GDP Decline: Time To Start Doing Some Things Differently, Says Rewane
A file photo of Bismarck Rewane, the CEO of Financial Derivatives Company and a member of the Economic Advisory Council (ECA).
Notable economist and adviser to the Federal Government, Bismarck Rewane, on Monday said the latest Nigeria Bureau of Statistics report on the economy should push the country to start “doing some things differently.”
Nigeria’s Gross Domestic Product (GDP) decreased by six percent in real terms in the second quarter of 2020, the NBS said Monday morning.
According to Rewane, the decline was “surprising and concerning” but not “alarming at this point in time.”
“The truth is that the economy had its pre-existing conditions in Q1 and the lag between the slow down and the contraction was underestimated by all analysts,” Mr Rewane said in an interview with Channels Television on Monday.
He pointed out that the Federal Government’s stimulus plan for the economy was inadequate to cover for the shortfall recorded by the NBS.
“We have a N2.5trn equipment to fight a 12trn contraction,” he said. “So the limitations and inadequacies and inappropriateness of the tools, compared to the problem we have, is stacked.
“So we are saying that the move from a slowdown into a contraction was more than we expected. The tools that we have at our disposal are inadequate. The stimulus that is required to take us out of this equation is going to be much more than we expected. And we are going to have to take some measures.”
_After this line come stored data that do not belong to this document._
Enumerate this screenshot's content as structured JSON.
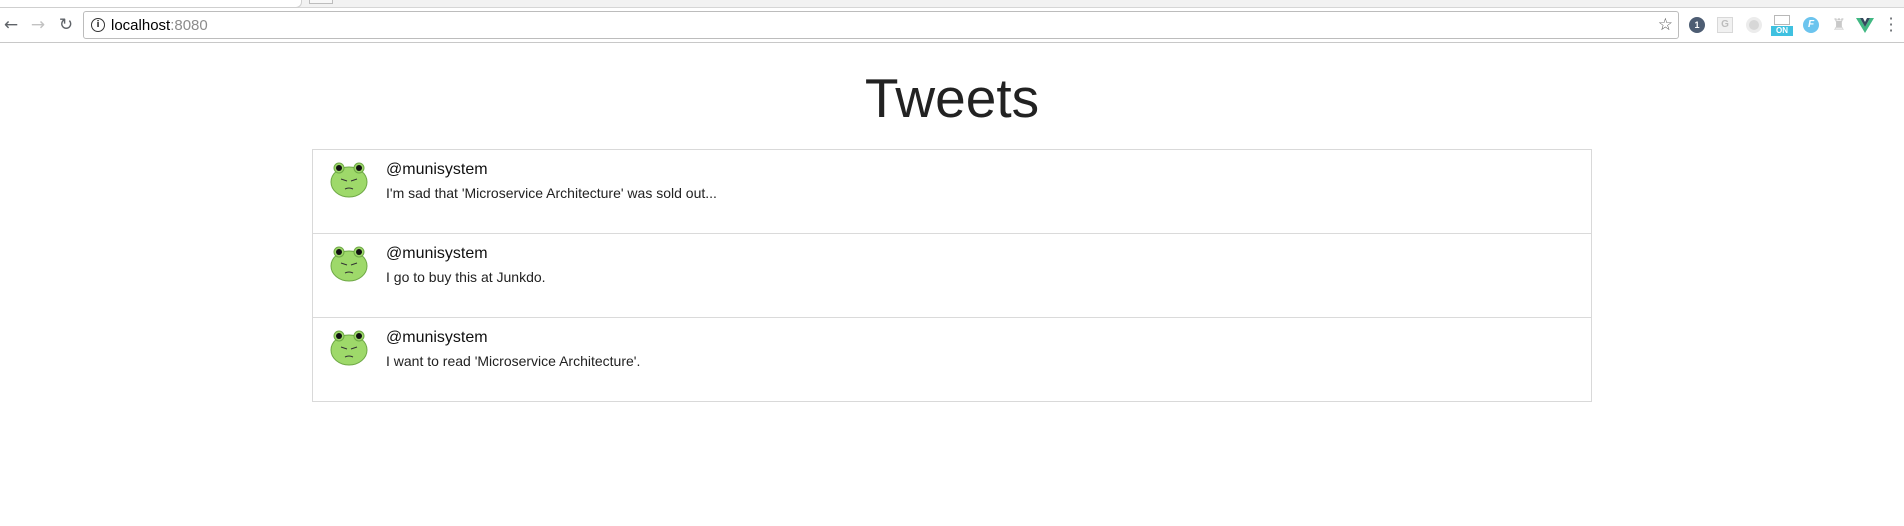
{
  "browser": {
    "address": {
      "host": "localhost",
      "port": ":8080"
    },
    "icons": {
      "back": "back-arrow-icon",
      "forward": "forward-arrow-icon",
      "reload": "reload-icon",
      "info": "info-icon",
      "bookmark": "star-icon",
      "menu": "kebab-menu-icon"
    },
    "extensions": {
      "first_badge": "1",
      "g_label": "G",
      "on_badge": "ON",
      "f_label": "F"
    }
  },
  "page": {
    "title": "Tweets"
  },
  "tweets": [
    {
      "user": "@munisystem",
      "text": "I'm sad that 'Microservice Architecture' was sold out..."
    },
    {
      "user": "@munisystem",
      "text": "I go to buy this at Junkdo."
    },
    {
      "user": "@munisystem",
      "text": "I want to read 'Microservice Architecture'."
    }
  ],
  "colors": {
    "avatar_face": "#9ed96a",
    "extension_blue": "#3fc1e0",
    "vue_green": "#41b883"
  }
}
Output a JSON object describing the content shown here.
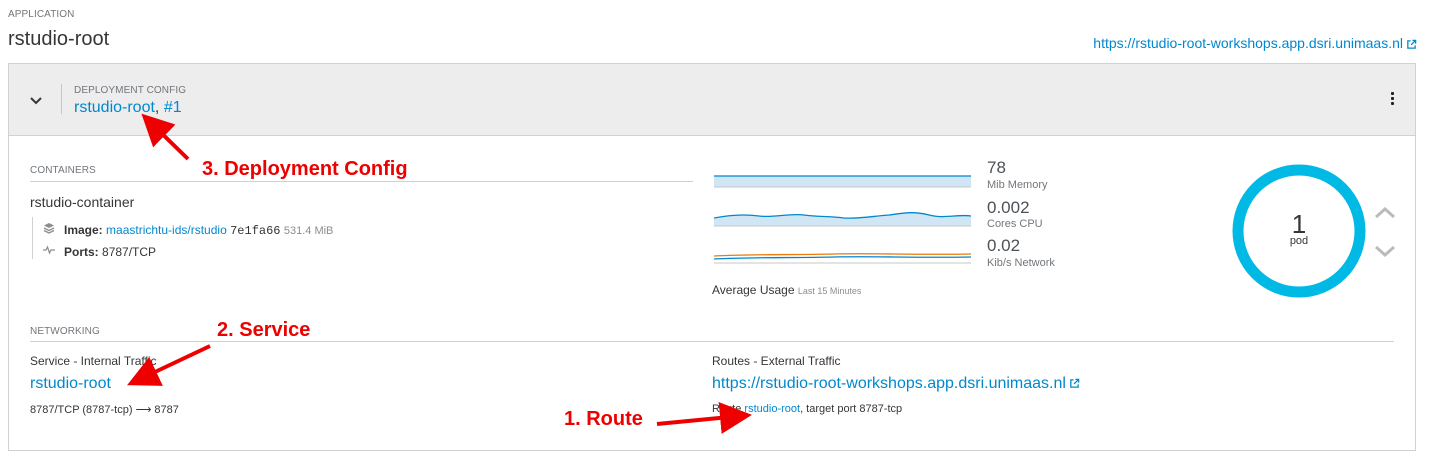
{
  "application": {
    "label": "APPLICATION",
    "name": "rstudio-root",
    "route_url": "https://rstudio-root-workshops.app.dsri.unimaas.nl"
  },
  "deployment": {
    "label": "DEPLOYMENT CONFIG",
    "name": "rstudio-root",
    "sep": ", ",
    "revision": "#1"
  },
  "containers": {
    "label": "CONTAINERS",
    "name": "rstudio-container",
    "image_label": "Image:",
    "image_repo": "maastrichtu-ids/rstudio",
    "image_hash": "7e1fa66",
    "image_size": "531.4 MiB",
    "ports_label": "Ports:",
    "ports_value": "8787/TCP"
  },
  "metrics": {
    "memory_value": "78",
    "memory_unit": "Mib Memory",
    "cpu_value": "0.002",
    "cpu_unit": "Cores CPU",
    "network_value": "0.02",
    "network_unit": "Kib/s Network",
    "avg_label": "Average Usage",
    "avg_period": "Last 15 Minutes"
  },
  "pods": {
    "count": "1",
    "label": "pod"
  },
  "networking": {
    "label": "NETWORKING",
    "service_title": "Service - Internal Traffic",
    "service_name": "rstudio-root",
    "service_ports": "8787/TCP (8787-tcp) ⟶ 8787",
    "routes_title": "Routes - External Traffic",
    "route_url": "https://rstudio-root-workshops.app.dsri.unimaas.nl",
    "route_prefix": "Route",
    "route_name": "rstudio-root",
    "route_suffix": ", target port 8787-tcp"
  },
  "annotations": {
    "route": "1. Route",
    "service": "2. Service",
    "deployment": "3. Deployment Config"
  },
  "colors": {
    "link": "#0088ce",
    "donut": "#00b9e4",
    "annotation": "#ee0000",
    "network_out": "#ec7a08"
  }
}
Mr Rewane added that the country was now faced with a quadrilemma, a situation in which a choice must be made between four undesirable options.
“The first variable we are looking at is recession, negative growth,” he said. “The second variable is high inflation, which is almost 13 percent.
“The third variable is high unemployment; even though the unemployment numbers are at 28 percent, we think that it is much more than that. And finally, we have weaknesses in currency.
“So we are having external weaknesses and vulnerabilities, slow growth, high unemployment, and, more than anything else, contraction in economic activity.
“Now we are going to move away from the monetary policy complement that we have, stimulate the economy with greater catalyst, and do some things differently.”